Wie das ganz konkret ausgestaltet ist, beschreibt Julia Sertl, die in der Einrichtung für die Haustechnik verantwortlich ist: „Wir werden alle Bewohnerzimmer mit einer zusätzlichen Abwurfmöglichkeit für Plastikmüll ausstatten. Die ersten Zimmer haben bereits welche und die Bewohner*innen finden die Aktion toll. Zudem gibt es in den Büros nun die Möglichkeit, Restmüll sowie Kunststoff und Papier gesondert zu trennen.“

Heizkörper-Thermostate im Verselbstständigungsbereich Am Anger

Der Verselbstständigungsbereich der Jugend- und Erziehungshilfen Am Anger in Braunschweig gewann mit seiner noch nicht umgesetzten Idee ebenfalls 1000 Euro. In den Appartements und Wohngemeinschaften sollen Heizkörper mit intelligenten Thermostaten ausgestattet werden. Diese erkennen Temperaturabfälle durch geöffnete Fenster und reduzieren automatisch die Heizleistung. Diese Idee zielt auf eine Verringerung des Energieverbrauches und auf die Einsparung von CO₂-Emissionen, zudem ist die Nachrüstung technisch einfach umzusetzen und damit auch auf andere Einrichtungen übertragbar.

„Früher war alles nachhaltiger!“ – AWO-Wohn- und Pflegeheim Wolfsburg

Den Sonderpreis der Jury in Höhe von 500 Euro erhielt ein Projekt des Wohn-Pflegeheims Goethestraße in Wolfsburg, das Nachhaltigkeit mit biografischer Arbeit verbindet. Bewohner*innen teilen Erfahrungen zu Reparatur, Wiederverwendung und ressourcenschonendem Alltag. Die Inhalte sollen dokumentiert und in gemeinsame Aktivitäten übertragen werden. Diese Idee zeichnet sich insbesondere durch die Vermittlung nachhaltiger Alltagspraktiken und soziale Nachhaltigkeit aus. Sie verbindet Nachhaltigkeit mit Erinnerungsarbeit und generationsübergreifendem Austausch.

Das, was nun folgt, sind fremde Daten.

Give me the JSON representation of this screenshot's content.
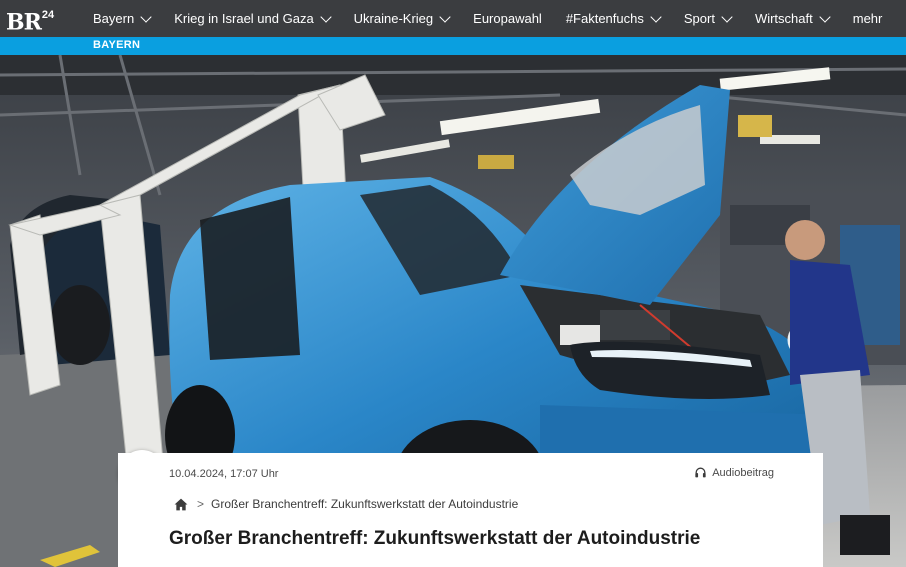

Akin Zaba, Sozialdienstleitung der Einrichtung, sagt zu der Idee: „Ziel ist es, die Lebenserfahrungen unserer Bewohnerinnen und Bewohner sichtbar zu machen und gleichzeitig nachhaltige Werte aus früheren Zeiten in den heutigen Heimalltag zu integrieren. Viele ältere Menschen sind in einer Zeit aufgewachsen, in der Reparieren, Wiederverwenden und sparsamer Umgang mit Ressourcen selbstverständlich waren. Diese Kompetenzen sollen aufgegriffen, gewürdigt und (im besten Fall) aktiv genutzt werden.“

Vielen Dank an alle Teilnehmer*innen für die vielen kreativen nachhaltigen Ideen!

Der Nachhaltigkeitspreis wird im Zweijahresrhythmus vergeben. Somit besteht in 2028 wieder die Chance, ihn mit einer tollen nachhaltigen Idee zu gewinnen.